New Contract, Next Steps —The battle for a new state contract was long and hard-fought. All across the state, AFSCME members came together time and again to stand up for basic fairness on the job. The contract we achieved is fair and responsible. It recognizes the vitally important work that state employees do—while also taking into account the state’s current budget problems.
But now some state legislators are attacking the contract—claiming that state employees don’t deserve even the modest raises that the contract includes.
And even more disturbing, some of those legislators are also criticizing the Quinn Administration for agreeing to honor the terms of the previous contract. They are objecting to paying the back wages that employees are owed—and to bringing employees to their appropriate pay grades.
To counter these criticisms, AFSCME local union leaders have been meeting with legislators in their area while they are back in the districts for spring break. We’re reminding these legislators of the vitally important work that state employees do—often without adequate staff and under stressful or dangerous conditions. And we’re also pointing out that a Circuit Court judge has ruled that the previous contract must be honored and the back wages owed must be paid—with interest.
As part of its agreement to honor the previous contract, the Quinn Administration had agreed to withdraw its appeal of that Circuit Court ruling. The Governor’s Office has notified Attorney General Lisa Madigan to proceed with the withdrawal, but she has not yet done so.

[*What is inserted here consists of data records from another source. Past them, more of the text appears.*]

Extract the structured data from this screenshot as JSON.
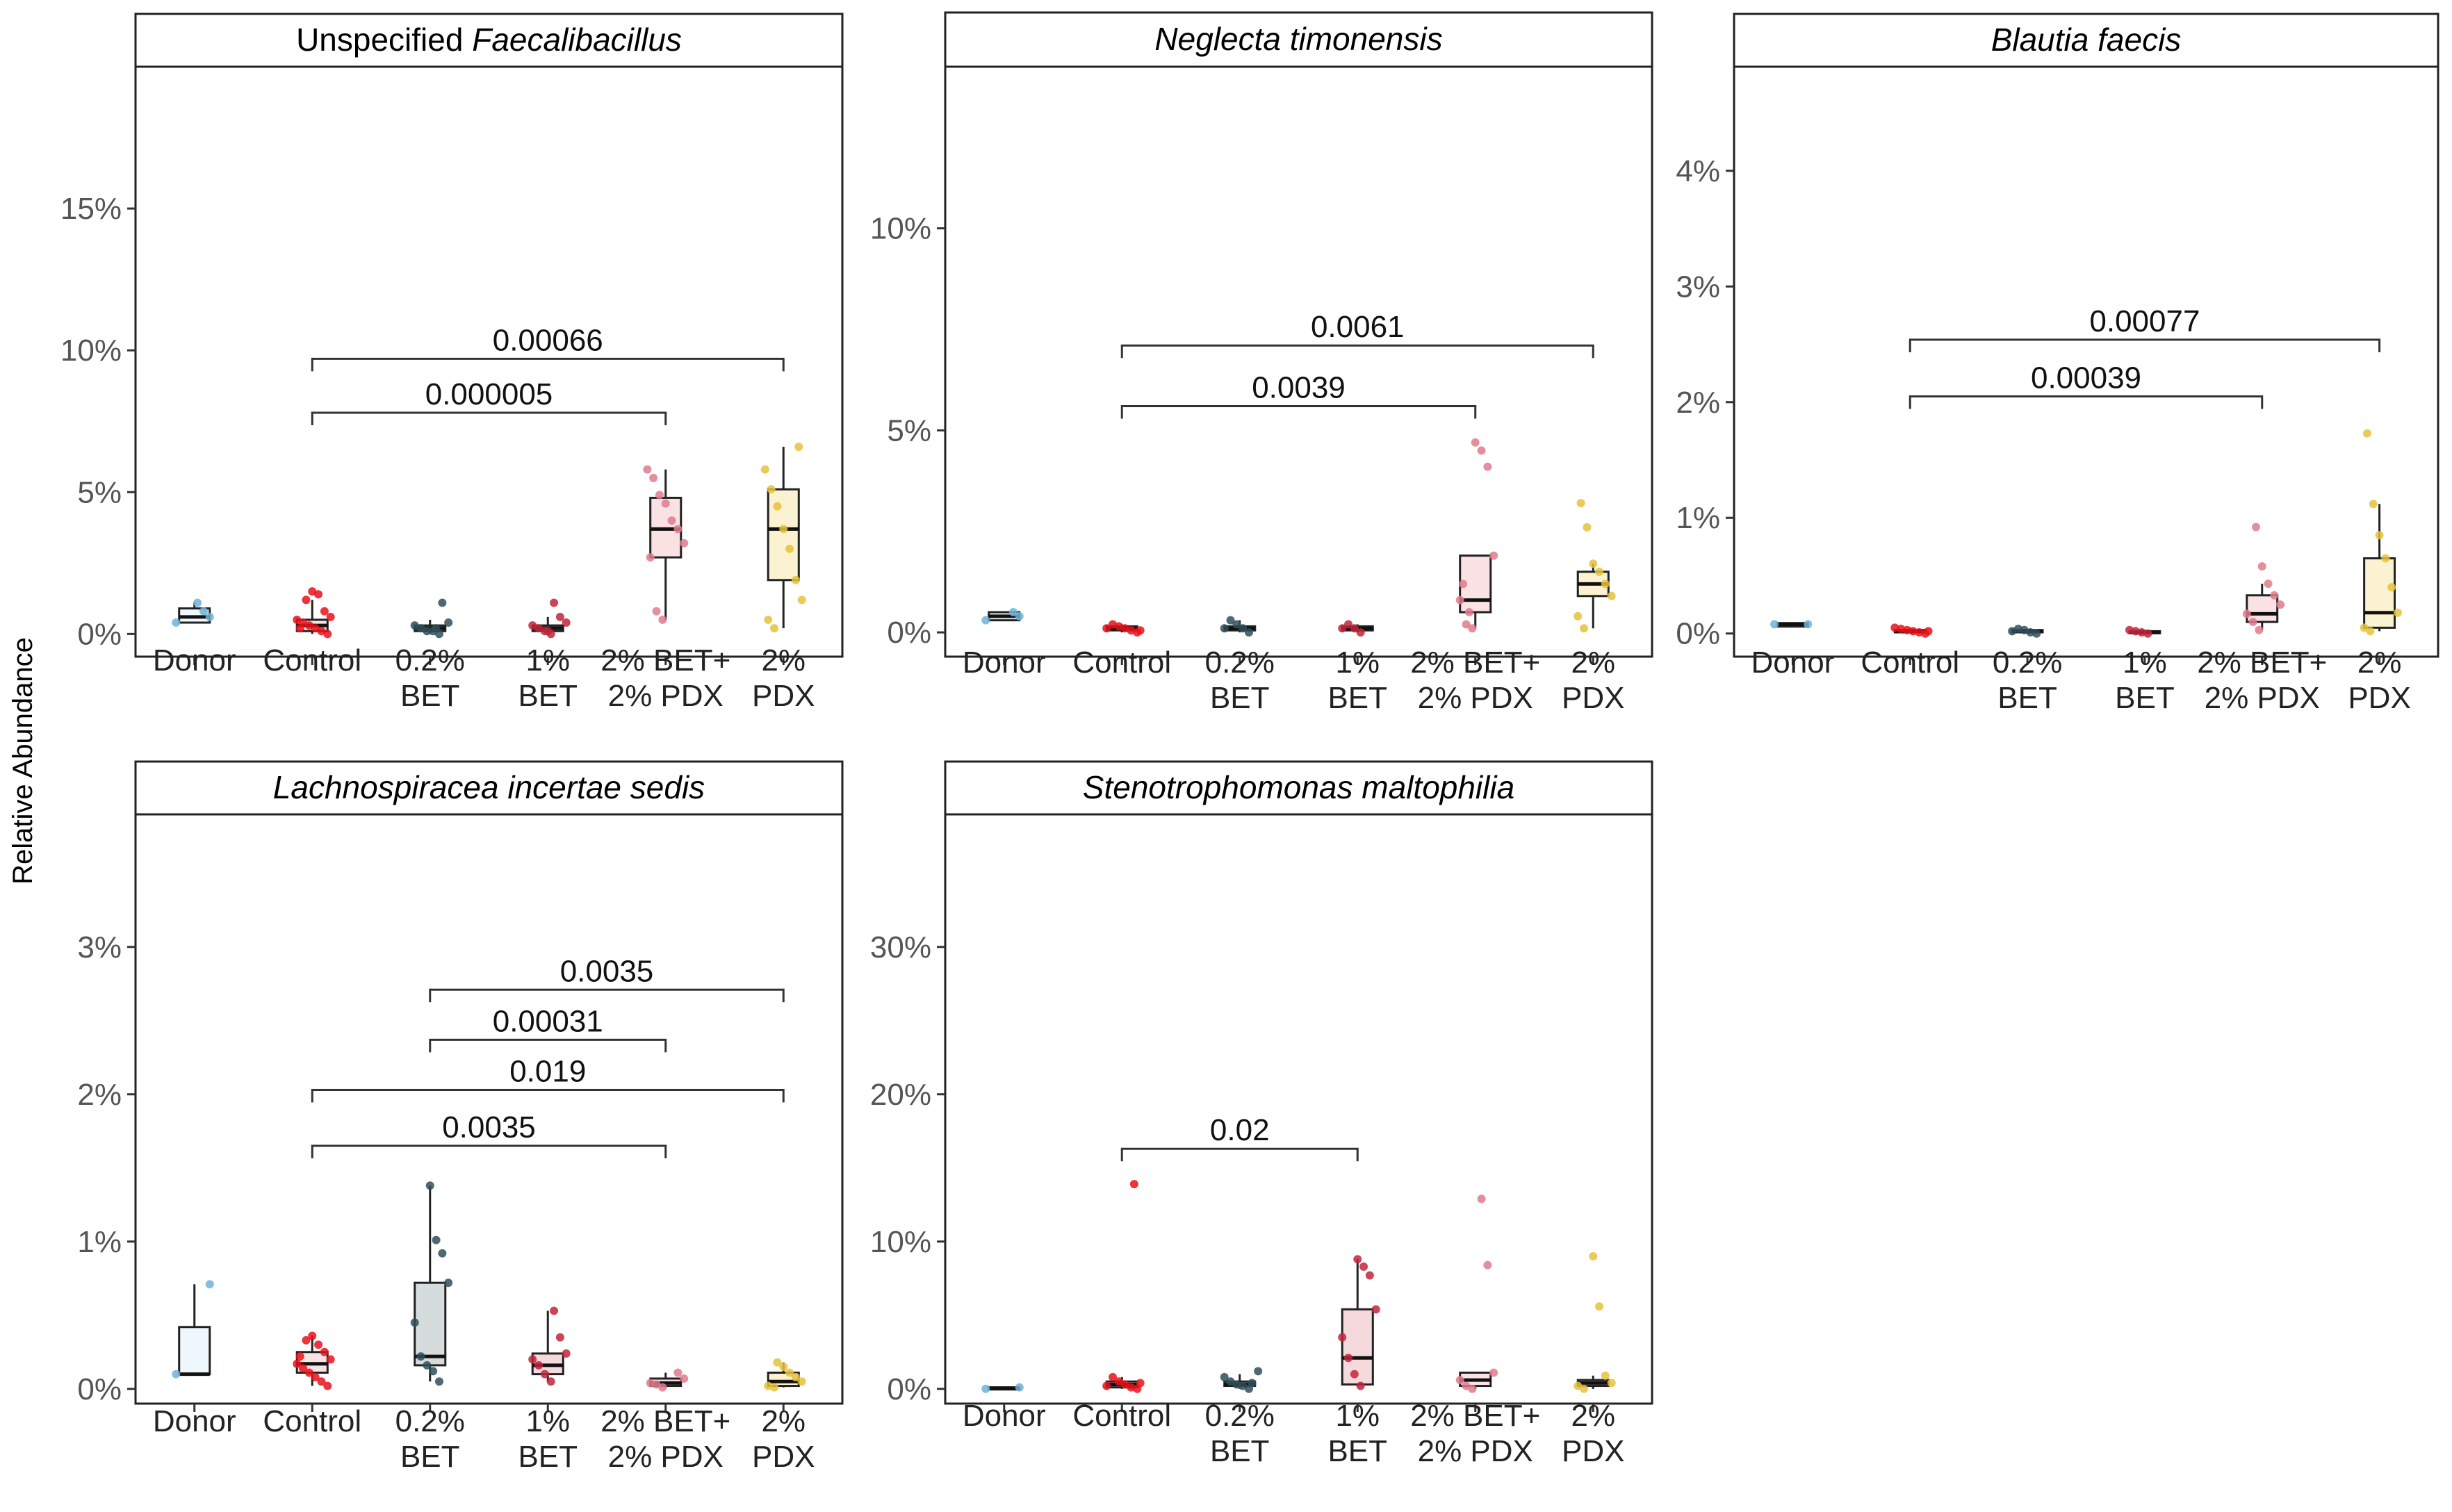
{
  "figure": {
    "ylabel": "Relative Abundance"
  },
  "colors": {
    "Donor": "#6fb3d6",
    "Control": "#e8111a",
    "0.2% BET": "#2f4f58",
    "1% BET": "#c0243a",
    "2% BET+ 2% PDX": "#e07b8d",
    "2% PDX": "#e6c23c",
    "box_Donor": "#eef7fb",
    "box_Control": "#fbe3e3",
    "box_0.2% BET": "#d6dcdc",
    "box_1% BET": "#f6d9dd",
    "box_2% BET+ 2% PDX": "#f9e1e4",
    "box_2% PDX": "#fbf2d2"
  },
  "chart_data": [
    {
      "type": "boxplot",
      "title_prefix": "Unspecified",
      "title_italic": "Faecalibacillus",
      "ylabel": "Relative Abundance",
      "categories": [
        "Donor",
        "Control",
        "0.2% BET",
        "1% BET",
        "2% BET+ 2% PDX",
        "2% PDX"
      ],
      "tick_labels": [
        [
          "Donor"
        ],
        [
          "Control"
        ],
        [
          "0.2%",
          "BET"
        ],
        [
          "1%",
          "BET"
        ],
        [
          "2% BET+",
          "2% PDX"
        ],
        [
          "2%",
          "PDX"
        ]
      ],
      "ylim": [
        -0.008,
        0.2
      ],
      "yticks": [
        0,
        0.05,
        0.1,
        0.15
      ],
      "ytick_labels": [
        "0%",
        "5%",
        "10%",
        "15%"
      ],
      "boxes": [
        {
          "q1": 0.004,
          "median": 0.006,
          "q3": 0.009,
          "low": 0.004,
          "high": 0.011
        },
        {
          "q1": 0.001,
          "median": 0.003,
          "q3": 0.005,
          "low": 0.0,
          "high": 0.012
        },
        {
          "q1": 0.001,
          "median": 0.002,
          "q3": 0.003,
          "low": 0.0,
          "high": 0.005
        },
        {
          "q1": 0.001,
          "median": 0.002,
          "q3": 0.003,
          "low": 0.0,
          "high": 0.006
        },
        {
          "q1": 0.027,
          "median": 0.037,
          "q3": 0.048,
          "low": 0.005,
          "high": 0.058
        },
        {
          "q1": 0.019,
          "median": 0.037,
          "q3": 0.051,
          "low": 0.002,
          "high": 0.066
        }
      ],
      "points": [
        [
          0.004,
          0.006,
          0.008,
          0.011
        ],
        [
          0.0,
          0.001,
          0.002,
          0.003,
          0.004,
          0.005,
          0.006,
          0.008,
          0.014,
          0.015,
          0.012,
          0.002
        ],
        [
          0.0,
          0.001,
          0.001,
          0.002,
          0.003,
          0.004,
          0.011,
          0.002
        ],
        [
          0.0,
          0.001,
          0.002,
          0.003,
          0.004,
          0.006,
          0.011,
          0.001
        ],
        [
          0.005,
          0.008,
          0.027,
          0.032,
          0.037,
          0.04,
          0.046,
          0.049,
          0.055,
          0.058
        ],
        [
          0.002,
          0.005,
          0.012,
          0.019,
          0.03,
          0.037,
          0.045,
          0.051,
          0.058,
          0.066
        ]
      ],
      "comparisons": [
        {
          "from": 1,
          "to": 4,
          "label": "0.000005",
          "y": 0.078
        },
        {
          "from": 1,
          "to": 5,
          "label": "0.00066",
          "y": 0.097
        }
      ]
    },
    {
      "type": "boxplot",
      "title_prefix": "",
      "title_italic": "Neglecta timonensis",
      "ylabel": "Relative Abundance",
      "categories": [
        "Donor",
        "Control",
        "0.2% BET",
        "1% BET",
        "2% BET+ 2% PDX",
        "2% PDX"
      ],
      "tick_labels": [
        [
          "Donor"
        ],
        [
          "Control"
        ],
        [
          "0.2%",
          "BET"
        ],
        [
          "1%",
          "BET"
        ],
        [
          "2% BET+",
          "2% PDX"
        ],
        [
          "2%",
          "PDX"
        ]
      ],
      "ylim": [
        -0.006,
        0.14
      ],
      "yticks": [
        0,
        0.05,
        0.1
      ],
      "ytick_labels": [
        "0%",
        "5%",
        "10%"
      ],
      "boxes": [
        {
          "q1": 0.003,
          "median": 0.004,
          "q3": 0.005,
          "low": 0.003,
          "high": 0.005
        },
        {
          "q1": 0.0005,
          "median": 0.001,
          "q3": 0.0015,
          "low": 0.0,
          "high": 0.002
        },
        {
          "q1": 0.0005,
          "median": 0.001,
          "q3": 0.0015,
          "low": 0.0,
          "high": 0.003
        },
        {
          "q1": 0.0005,
          "median": 0.001,
          "q3": 0.0015,
          "low": 0.0,
          "high": 0.002
        },
        {
          "q1": 0.005,
          "median": 0.008,
          "q3": 0.019,
          "low": 0.001,
          "high": 0.019
        },
        {
          "q1": 0.009,
          "median": 0.012,
          "q3": 0.015,
          "low": 0.001,
          "high": 0.017
        }
      ],
      "points": [
        [
          0.003,
          0.004,
          0.005
        ],
        [
          0.0,
          0.0005,
          0.001,
          0.0015,
          0.002,
          0.001,
          0.0005
        ],
        [
          0.0,
          0.001,
          0.002,
          0.003,
          0.001
        ],
        [
          0.0,
          0.001,
          0.002,
          0.001
        ],
        [
          0.001,
          0.002,
          0.008,
          0.019,
          0.041,
          0.045,
          0.047,
          0.005,
          0.012
        ],
        [
          0.001,
          0.004,
          0.009,
          0.012,
          0.015,
          0.017,
          0.026,
          0.032
        ]
      ],
      "comparisons": [
        {
          "from": 1,
          "to": 4,
          "label": "0.0039",
          "y": 0.056
        },
        {
          "from": 1,
          "to": 5,
          "label": "0.0061",
          "y": 0.071
        }
      ]
    },
    {
      "type": "boxplot",
      "title_prefix": "",
      "title_italic": "Blautia faecis",
      "ylabel": "Relative Abundance",
      "categories": [
        "Donor",
        "Control",
        "0.2% BET",
        "1% BET",
        "2% BET+ 2% PDX",
        "2% PDX"
      ],
      "tick_labels": [
        [
          "Donor"
        ],
        [
          "Control"
        ],
        [
          "0.2%",
          "BET"
        ],
        [
          "1%",
          "BET"
        ],
        [
          "2% BET+",
          "2% PDX"
        ],
        [
          "2%",
          "PDX"
        ]
      ],
      "ylim": [
        -0.002,
        0.049
      ],
      "yticks": [
        0,
        0.01,
        0.02,
        0.03,
        0.04
      ],
      "ytick_labels": [
        "0%",
        "1%",
        "2%",
        "3%",
        "4%"
      ],
      "boxes": [
        {
          "q1": 0.0006,
          "median": 0.0008,
          "q3": 0.0009,
          "low": 0.0006,
          "high": 0.0009
        },
        {
          "q1": 0.0001,
          "median": 0.0002,
          "q3": 0.0003,
          "low": 0.0,
          "high": 0.0005
        },
        {
          "q1": 0.0001,
          "median": 0.0002,
          "q3": 0.0003,
          "low": 0.0,
          "high": 0.0004
        },
        {
          "q1": 0.0001,
          "median": 0.0001,
          "q3": 0.0002,
          "low": 0.0,
          "high": 0.0003
        },
        {
          "q1": 0.001,
          "median": 0.0017,
          "q3": 0.0033,
          "low": 0.0003,
          "high": 0.0043
        },
        {
          "q1": 0.0005,
          "median": 0.0018,
          "q3": 0.0065,
          "low": 0.0002,
          "high": 0.0112
        }
      ],
      "points": [
        [
          0.0008,
          0.0008
        ],
        [
          0.0,
          0.0001,
          0.0002,
          0.0003,
          0.0004,
          0.0005,
          0.0002
        ],
        [
          0.0,
          0.0001,
          0.0003,
          0.0004,
          0.0002
        ],
        [
          0.0,
          0.0001,
          0.0002,
          0.0003
        ],
        [
          0.0003,
          0.001,
          0.0017,
          0.0025,
          0.0033,
          0.0043,
          0.0058,
          0.0092
        ],
        [
          0.0002,
          0.0005,
          0.0018,
          0.004,
          0.0065,
          0.0085,
          0.0112,
          0.0173
        ]
      ],
      "comparisons": [
        {
          "from": 1,
          "to": 4,
          "label": "0.00039",
          "y": 0.0205
        },
        {
          "from": 1,
          "to": 5,
          "label": "0.00077",
          "y": 0.0254
        }
      ]
    },
    {
      "type": "boxplot",
      "title_prefix": "",
      "title_italic": "Lachnospiracea incertae sedis",
      "ylabel": "Relative Abundance",
      "categories": [
        "Donor",
        "Control",
        "0.2% BET",
        "1% BET",
        "2% BET+ 2% PDX",
        "2% PDX"
      ],
      "tick_labels": [
        [
          "Donor"
        ],
        [
          "Control"
        ],
        [
          "0.2%",
          "BET"
        ],
        [
          "1%",
          "BET"
        ],
        [
          "2% BET+",
          "2% PDX"
        ],
        [
          "2%",
          "PDX"
        ]
      ],
      "ylim": [
        -0.001,
        0.039
      ],
      "yticks": [
        0,
        0.01,
        0.02,
        0.03
      ],
      "ytick_labels": [
        "0%",
        "1%",
        "2%",
        "3%"
      ],
      "boxes": [
        {
          "q1": 0.001,
          "median": 0.001,
          "q3": 0.0042,
          "low": 0.001,
          "high": 0.0071
        },
        {
          "q1": 0.0011,
          "median": 0.0017,
          "q3": 0.0025,
          "low": 0.0002,
          "high": 0.0036
        },
        {
          "q1": 0.0016,
          "median": 0.0022,
          "q3": 0.0072,
          "low": 0.0005,
          "high": 0.0138
        },
        {
          "q1": 0.001,
          "median": 0.0016,
          "q3": 0.0024,
          "low": 0.0005,
          "high": 0.0053
        },
        {
          "q1": 0.0002,
          "median": 0.0004,
          "q3": 0.0007,
          "low": 0.0001,
          "high": 0.0011
        },
        {
          "q1": 0.0002,
          "median": 0.0005,
          "q3": 0.0011,
          "low": 0.0001,
          "high": 0.0018
        }
      ],
      "points": [
        [
          0.001,
          0.0071
        ],
        [
          0.0002,
          0.0005,
          0.0008,
          0.0011,
          0.0014,
          0.0017,
          0.002,
          0.0025,
          0.003,
          0.0036,
          0.0033,
          0.0022
        ],
        [
          0.0005,
          0.0012,
          0.0016,
          0.0022,
          0.0045,
          0.0072,
          0.0092,
          0.0101,
          0.0138
        ],
        [
          0.0005,
          0.001,
          0.0016,
          0.002,
          0.0024,
          0.0035,
          0.0053
        ],
        [
          0.0001,
          0.0003,
          0.0004,
          0.0007,
          0.0011
        ],
        [
          0.0001,
          0.0002,
          0.0005,
          0.0008,
          0.0011,
          0.0015,
          0.0018
        ]
      ],
      "comparisons": [
        {
          "from": 1,
          "to": 4,
          "label": "0.0035",
          "y": 0.0165
        },
        {
          "from": 1,
          "to": 5,
          "label": "0.019",
          "y": 0.0203
        },
        {
          "from": 2,
          "to": 4,
          "label": "0.00031",
          "y": 0.0237
        },
        {
          "from": 2,
          "to": 5,
          "label": "0.0035",
          "y": 0.0271
        }
      ]
    },
    {
      "type": "boxplot",
      "title_prefix": "",
      "title_italic": "Stenotrophomonas maltophilia",
      "ylabel": "Relative Abundance",
      "categories": [
        "Donor",
        "Control",
        "0.2% BET",
        "1% BET",
        "2% BET+ 2% PDX",
        "2% PDX"
      ],
      "tick_labels": [
        [
          "Donor"
        ],
        [
          "Control"
        ],
        [
          "0.2%",
          "BET"
        ],
        [
          "1%",
          "BET"
        ],
        [
          "2% BET+",
          "2% PDX"
        ],
        [
          "2%",
          "PDX"
        ]
      ],
      "ylim": [
        -0.01,
        0.39
      ],
      "yticks": [
        0,
        0.1,
        0.2,
        0.3
      ],
      "ytick_labels": [
        "0%",
        "10%",
        "20%",
        "30%"
      ],
      "boxes": [
        {
          "q1": 0.0,
          "median": 0.0005,
          "q3": 0.001,
          "low": 0.0,
          "high": 0.001
        },
        {
          "q1": 0.001,
          "median": 0.003,
          "q3": 0.005,
          "low": 0.0,
          "high": 0.008
        },
        {
          "q1": 0.002,
          "median": 0.003,
          "q3": 0.005,
          "low": 0.0,
          "high": 0.01
        },
        {
          "q1": 0.003,
          "median": 0.021,
          "q3": 0.054,
          "low": 0.002,
          "high": 0.088
        },
        {
          "q1": 0.002,
          "median": 0.006,
          "q3": 0.011,
          "low": 0.0,
          "high": 0.011
        },
        {
          "q1": 0.002,
          "median": 0.004,
          "q3": 0.006,
          "low": 0.0,
          "high": 0.009
        }
      ],
      "points": [
        [
          0.0,
          0.001
        ],
        [
          0.0,
          0.001,
          0.003,
          0.005,
          0.008,
          0.002,
          0.004,
          0.139
        ],
        [
          0.0,
          0.002,
          0.003,
          0.005,
          0.008,
          0.012,
          0.004
        ],
        [
          0.002,
          0.01,
          0.021,
          0.035,
          0.054,
          0.077,
          0.083,
          0.088
        ],
        [
          0.0,
          0.002,
          0.006,
          0.011,
          0.084,
          0.129
        ],
        [
          0.0,
          0.002,
          0.004,
          0.009,
          0.056,
          0.09
        ]
      ],
      "comparisons": [
        {
          "from": 1,
          "to": 3,
          "label": "0.02",
          "y": 0.163
        }
      ]
    }
  ]
}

AFSCME continues to meet with the Quinn Administration to work through the legal issues involved in dispersing the funds for back pay that the circuit court is holding in escrow and to develop the supplemental appropriation needed to fund the rest of the back pay.
It took tremendous unity and solidarity to achieve the new contract settlement—and to secure a commitment to honor the previous contract. But in the current political climate—where so many politicians have painted a target on the backs of public employees—our fight really doesn’t end with a handshake and a promise. It will take continued mobilization, grassroots lobbying and political action to make sure that elected officials respect and value the work that we do and that our union contract is honored and enforced.